In the last two decades, there has been a growing recognition of the importance of HRQOL among patients undergoing invasive surgical procedures. Therefore, some patients achieve durable cancer-free outcomes. It becomes necessary to safeguard the patients’ HRQOL related to their bladder cancer and its treatment .
In our trial we investigated with validated instruments the overall quality of life of a very selected population of patients. In particular, we demonstrated that women undergoing CUS experience a loss of appetite and a worsening of fatigue in daily activities, inducing a worsening of both the physical and emotional well being.
In our paper some aspects are interesting: the study was conducted on long term disease free survivors after RC for clinically localized bladder cancer. This specific population allows us to avoid biases related to the initial postoperative worse HRQOL and/or the fear for tumor recurrence after RC . Moreover, we excluded from our study both adjuvant-related bother and social/emotional implication of disease progression and obtain health-related HRQOL results with minimal biases.

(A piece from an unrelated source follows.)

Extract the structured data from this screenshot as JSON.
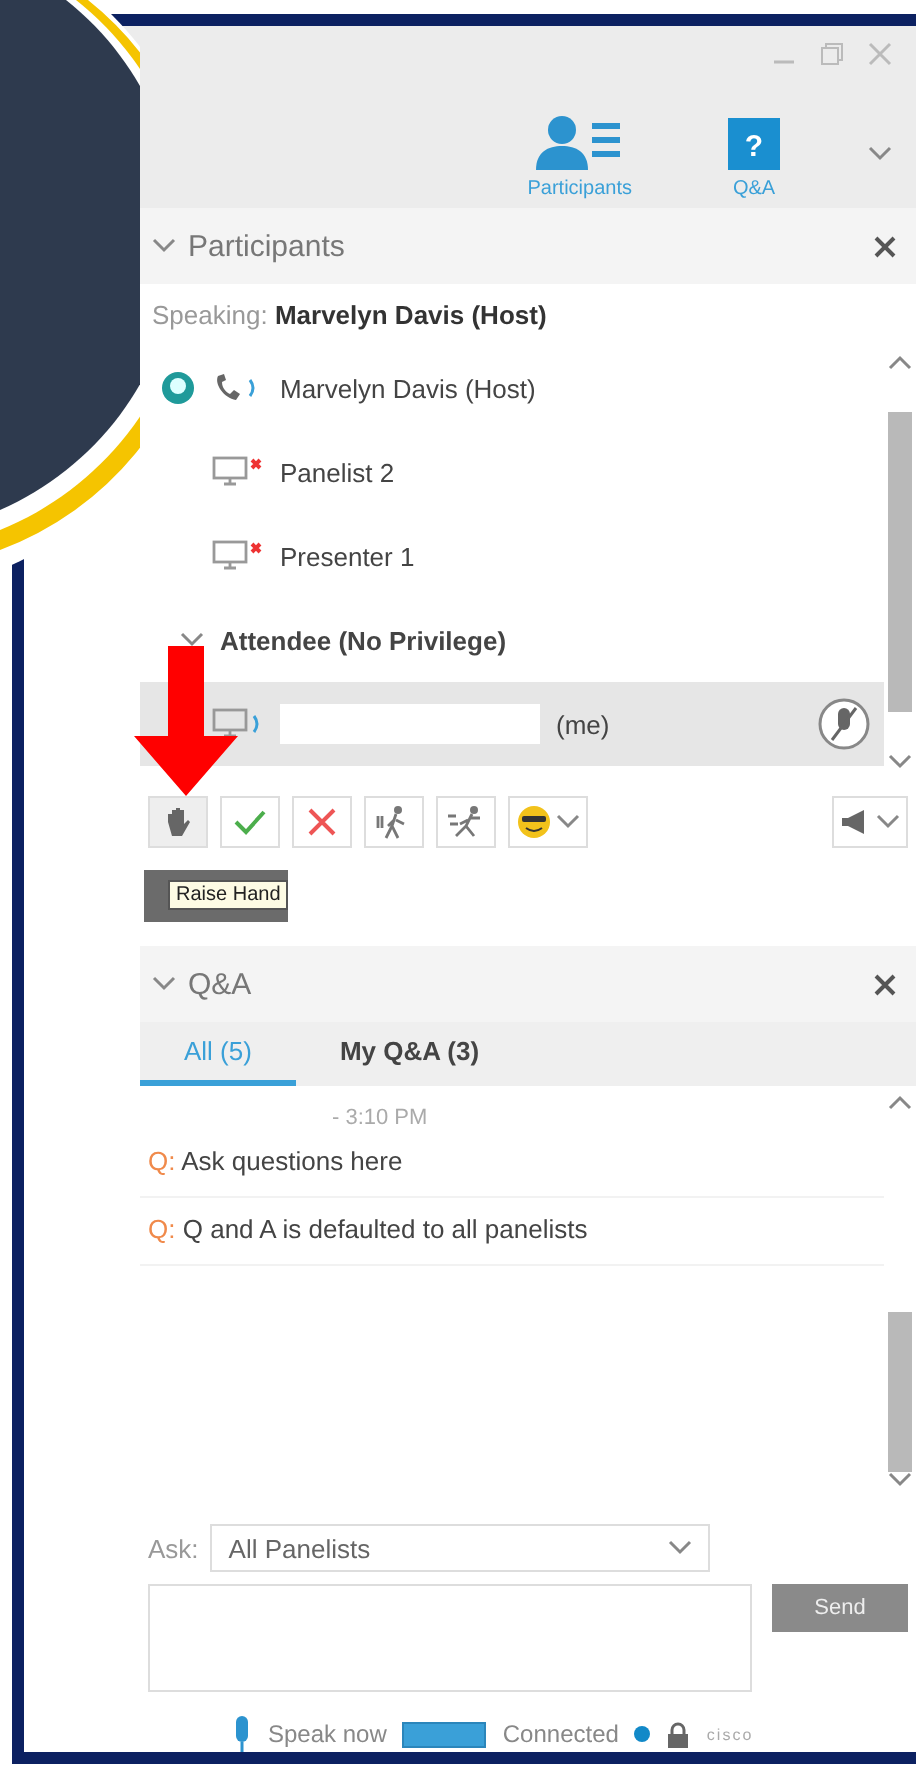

A further strength of this paper is the use of more than one specific validated questionnaire. In the majority of scales and items no differences were found between treatment groups in several clinical trials, such as in our study: therefore, the use of several questionnaires allow us to define the minimal variances across different treatment groups.
The quality of life in patients undergoing cystectomy should take into account many aspects that must be evaluated in order to have data that comes as close as possible to the real situation of the patients themselves. No questionnaire, even if validated, disease specific and well-built, will take into account all the aspects necessary to have a complete evaluation. For this reason we decided to use different and validated questionnaires to evaluate more aspects as possible like: functional, symptoms, global health aspects (EORTC QLQ-C30), the effects of the urostomy (EORTC QLQ -BLM30) and patients well-being (FACT-BL).
Several Authors, by using a single HRQOL questionnaire, did not find any significant correlation between HRQOL and the urinary diversion type. Using several questionnaires it is possible to evaluate different aspects regarding patients HRQOL. Consequently more differences, if exist, can be measured. Furthermore the differences obtained can be evaluated by analyzing several aspect of patients life that only with multiple items, provided by multiple questionnaires, would be possible. Saika et al., by using the EORTC C-30 questionnaire only, concluded that the type of urinary diversion does not appear to be associated with a different HRQOL . In our study, beyond the differences we obtained in EORTC C-30 regarding “appetite loss” and “fatigue” in favor of BK-IC/ONB-VIP, the FACT-BL questionnaire showed a significantly worse HRQOL for CUS compared with BK-IC/VIP-ONB regarding “physical well being” and “emotional well being”. This data can be explained by the fact that patients with CUS showed worse HRQOL outcomes when compared with BK-IC/VIP-ONB merely for “appetite loss” and “fatigue” (EORTC QLQ -C30).
The suggested link between the worsening of “appetite loss” and “fatigue” (EORTC QLQ -C30) and the decline of “physical well being” and “emotional well being” (FACT-BL) could be investigated only by using different questionnaires.
Moreover, the multiplicity of aspects investigated allows us to evaluate possible differences between what is expected based on surgical and anatomical data in literature and the real quality of life of the patient. For example during cystectomy the neurovascular bundle could be damaged  causing the worsening of the sexual female quality of life and sexual desire. This aspect should be affect emotional wellbeing inducing a decline of the last one. Under these conditions by analyzing both the sexual aspect (BLM-30) and emotional wellbeing (FACT-BL) we found that there is no relation between them, in fact we observed a decline physical and emotional wellbeing and no differences in sexual function.
The present study has several limitations that should be considered when interpreting our results: in particular, this is a retrospective, cross-sectional, non randomized study in a limited number of patients. It caused a lack of information about baseline pre-treatment HRQOL evaluation, even if all data have been collected and assumed by the case history. However, the possibility of baseline differences in terms of HRQOL among the groups cannot be ignored. Some items, not specific for urological patients, such as mood disturbance or cognitive status were not included in our evaluation. Because this was not a randomized clinical trial, certain biases may have been introduced into analysis that were not properly controlled for and may have impacted the outcome, including the policies regarding urological operations in two different urologic centers involved in this study. In particular, as reported in the “2nd International Consultation on Bladder Cancer recommendations on the reconstructive options after radical cystectomy”, there are no evidences to recommend one form of diversion over another one, in females . Consequently, the two referral centers that performed RC did not base the choice for urinary diversion on standard criteria, but have tailored the UD case-by-case. Therefore, we can suppose that the loss of appetite and the fatigue as well as the physical and emotional well-being scores in the CUS group may depend not only on urinary diversion but also on patients’ characteristics.
Finally, as suggested by Studer, there is a lack of specific items regarding the management of the stoma . We need further larger, prospective longitudinal and randomized studies, in order to confirm these findings among the urinary diversion groups.